For the rest of the answer I will demonstrate without loss of generality the steady state error in the first case. Say that the pair $(A,B)$ is stabilizable. It means there exists a matrix $K$ such that $u=Kx$ makes the system exponentially stable at the origin when $d=0$ by imposing that $(A+BK)$ is Hurwitz.

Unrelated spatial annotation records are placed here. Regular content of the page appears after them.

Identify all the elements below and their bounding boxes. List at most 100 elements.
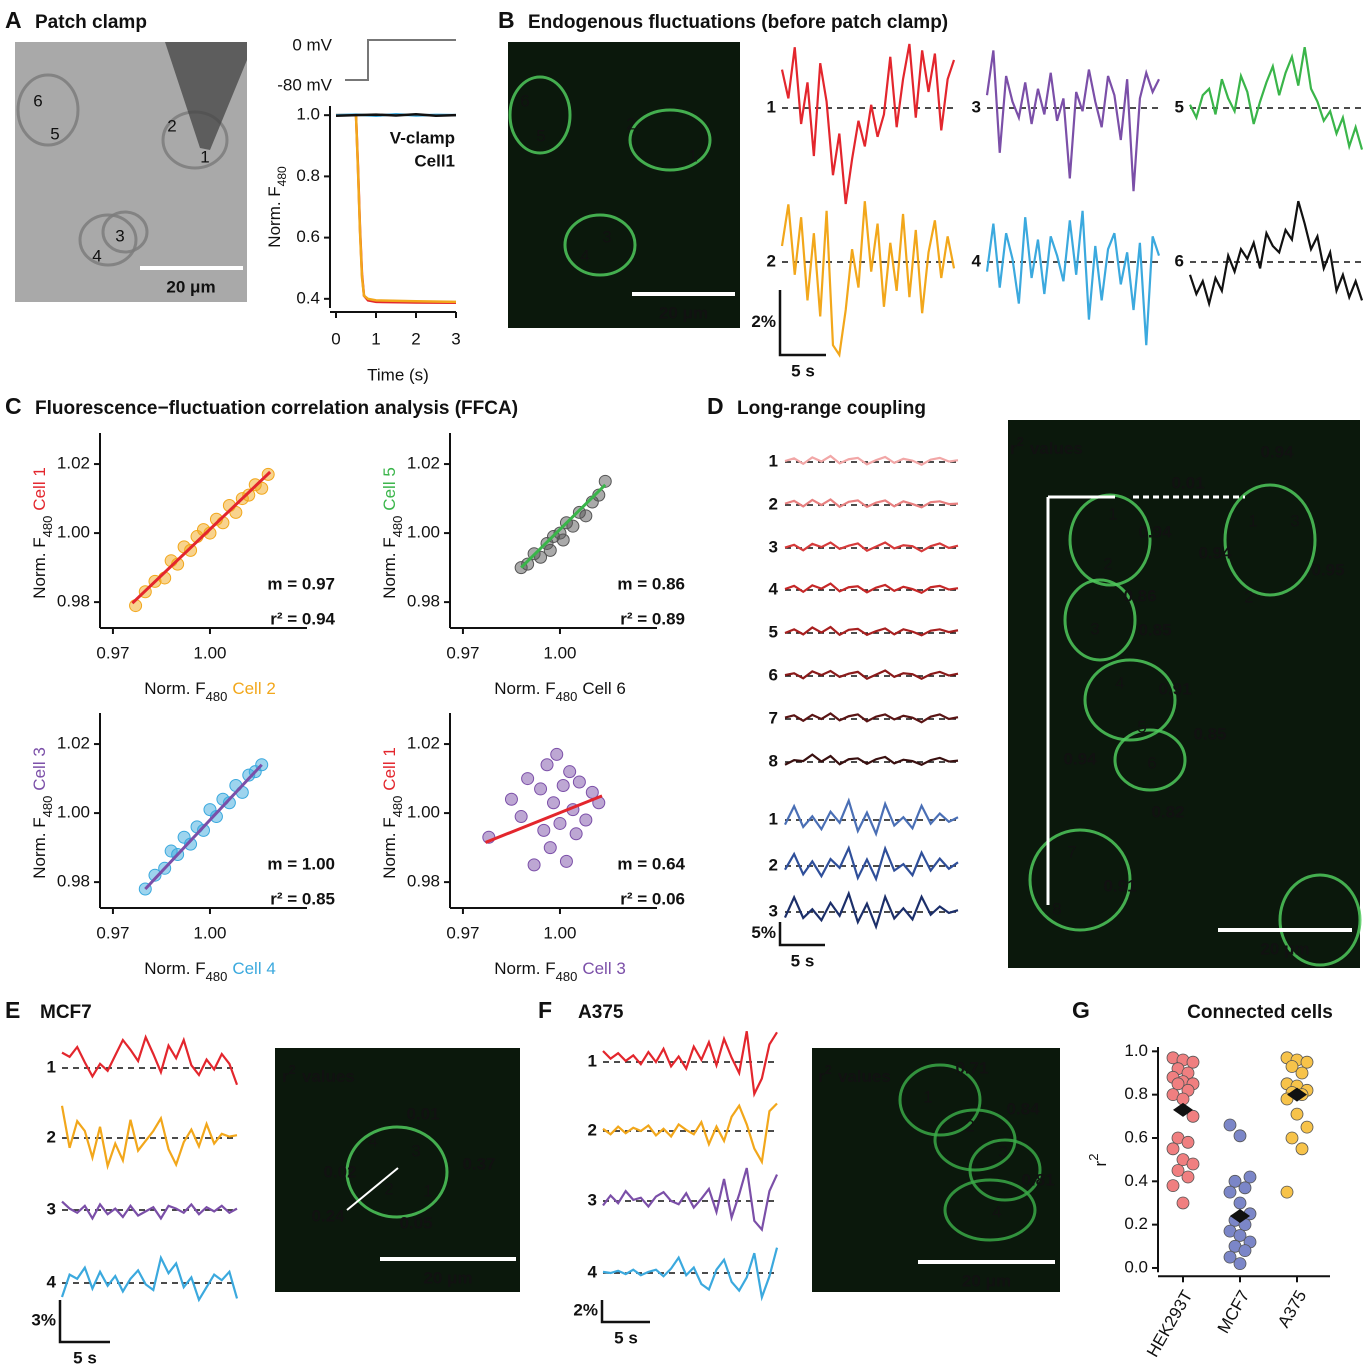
y-tick-label: 1.00 [407, 803, 440, 822]
point [566, 519, 580, 533]
scale-bar [778, 290, 826, 357]
y-tick-label: 1.02 [57, 734, 90, 753]
cell-label: 8 [1052, 899, 1061, 918]
x-tick-label: 1.00 [193, 643, 226, 662]
point [1233, 1229, 1247, 1242]
y-tick-label: 0.98 [57, 592, 90, 611]
y-tick-label: 0.4 [296, 288, 320, 307]
cell-label: 3 [115, 226, 124, 245]
scale-bar-label: 5 s [614, 1328, 638, 1347]
trace-label: 5 [769, 622, 778, 641]
label-part: Norm. F [144, 679, 205, 698]
r2-value: 0.94 [1198, 543, 1232, 562]
scale-bar-label: 20 μm [423, 1268, 472, 1287]
panel-title: MCF7 [40, 1002, 92, 1023]
panel-title: Long-range coupling [737, 398, 926, 419]
trace-label: 6 [1175, 251, 1184, 270]
y-tick-label: 1.00 [57, 523, 90, 542]
point [1186, 1157, 1200, 1171]
r2-value: 0.85 [1193, 724, 1226, 743]
scale-bar [778, 922, 825, 947]
trace [60, 1254, 239, 1303]
r2-label: r² = 0.89 [620, 609, 685, 628]
point [559, 854, 573, 868]
trace-label: 1 [769, 809, 778, 828]
r2-label: r² = 0.94 [270, 609, 335, 628]
r2-value: 0.05 [399, 1213, 432, 1232]
point [209, 810, 223, 824]
x-tick-label: 1.00 [193, 923, 226, 942]
cell-outline [1113, 728, 1187, 792]
label-part: Norm. F [265, 186, 284, 247]
trace [1188, 200, 1364, 308]
y-tick-label: 0.6 [1124, 1127, 1148, 1146]
scale-bar [58, 1300, 110, 1344]
trace-label: 8 [769, 751, 778, 770]
point [1290, 1107, 1304, 1121]
label-part: r [1091, 1160, 1110, 1166]
panel-letter: B [498, 7, 515, 33]
trace [784, 669, 959, 681]
y-axis-label: r2 [1086, 1154, 1111, 1167]
y-tick-label: 0.0 [1124, 1257, 1148, 1276]
trace-label: 4 [588, 1262, 598, 1281]
trace [784, 625, 959, 637]
y-tick-label: 0.98 [407, 872, 440, 891]
scale-bar-label: 2% [751, 312, 776, 331]
label-part: values [1030, 439, 1083, 458]
scale-bar-label: 5 s [791, 361, 815, 380]
label-part: Norm. F [30, 817, 49, 878]
label-part: Cell 1 [30, 467, 49, 510]
cell-label: 3 [602, 227, 611, 246]
point [1176, 1196, 1190, 1210]
cell-outline [563, 213, 637, 277]
trace [780, 43, 956, 205]
y-tick-label: 0.4 [1124, 1171, 1148, 1190]
label-part: r [818, 1067, 825, 1086]
y-tick-label: 1.02 [407, 734, 440, 753]
panel-title: Fluorescence−fluctuation correlation ana… [35, 398, 518, 419]
point [550, 747, 564, 761]
label-part: Norm. F [30, 537, 49, 598]
panel-title: A375 [578, 1002, 624, 1023]
scale-bar-label: 3% [31, 1310, 56, 1329]
label-part: Norm. F [380, 537, 399, 598]
point [504, 792, 518, 806]
point [521, 772, 535, 786]
cell-outline [1028, 828, 1132, 932]
trace-label: 3 [47, 1199, 56, 1218]
trace-label: 3 [769, 537, 778, 556]
trace-label: 1 [769, 451, 778, 470]
y-tick-label: 0.98 [407, 592, 440, 611]
trace [985, 210, 1161, 346]
micrograph [812, 1048, 1060, 1292]
panel-letter: D [707, 393, 724, 419]
trace [784, 753, 959, 766]
cell-outline [943, 1178, 1037, 1242]
point [1181, 1135, 1195, 1149]
y-tick-label: 1.0 [1124, 1041, 1148, 1060]
x-tick-label: 0.97 [96, 923, 129, 942]
trace-label: 4 [972, 251, 982, 270]
r2-value: 0.95 [1311, 560, 1344, 579]
point [1238, 1181, 1252, 1195]
cell-outline [1083, 658, 1177, 742]
point [1228, 1174, 1242, 1188]
point [1233, 1129, 1247, 1143]
trace [784, 844, 959, 882]
r2-value: 0.24 [311, 1206, 345, 1225]
point [1181, 1170, 1195, 1184]
point [184, 543, 198, 557]
annotation: V-clamp [390, 128, 455, 147]
r2-value: 0.81 [1021, 1170, 1054, 1189]
cell-outline [16, 73, 80, 147]
cell-label: 3 [411, 1141, 420, 1160]
cell-outline [508, 75, 572, 155]
cell-outline [628, 108, 712, 172]
x-tick-label: 0.97 [96, 643, 129, 662]
trace [335, 113, 457, 118]
r2-title: r2 values [818, 1062, 891, 1087]
trace-label: 7 [769, 708, 778, 727]
r2-value: 0.86 [1123, 586, 1156, 605]
y-axis-label: Norm. F480 [265, 166, 289, 248]
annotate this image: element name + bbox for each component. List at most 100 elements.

Indeed the state trajectory is then given by:
$$x(t) = e^{t(A+BK)}x_0$$
which provides $$\lim_{t\to +\infty}x(t) = 0$$
However, when $d\neq 0$, the state trajectory becomes:
$$x(t) = e^{t(A+BK)}x_0+ \int_{0}^{t}e^{(t-s)(A+BK)}d \,\mbox{d}s \\
= e^{t(A+BK)}x_0+ \int_{0}^{t}e^{s(A+BK)}\mbox{d}s \, d\\
= e^{t(A+BK)}x_0+ (e^{t(A+BK)}-I_n)(A+BK)^{-1}d $$
finally providing
$$\lim_{t\to +\infty}x(t) =- (A+BK)^{-1}d$$
Of course $(A+BK)$ being Hurwitz, $\ker [(A+BK)^{-1}] = \{0\}$, and since $d\neq 0$, this demonstrates the existence of a steady-state error.
Note that in some cases, taking $u=Kx+f$ with a well chosen $f$ will compensate this steady state error and avoid the use of a proportional integral (PI) controller. This solution is however less robust than using a PI controller.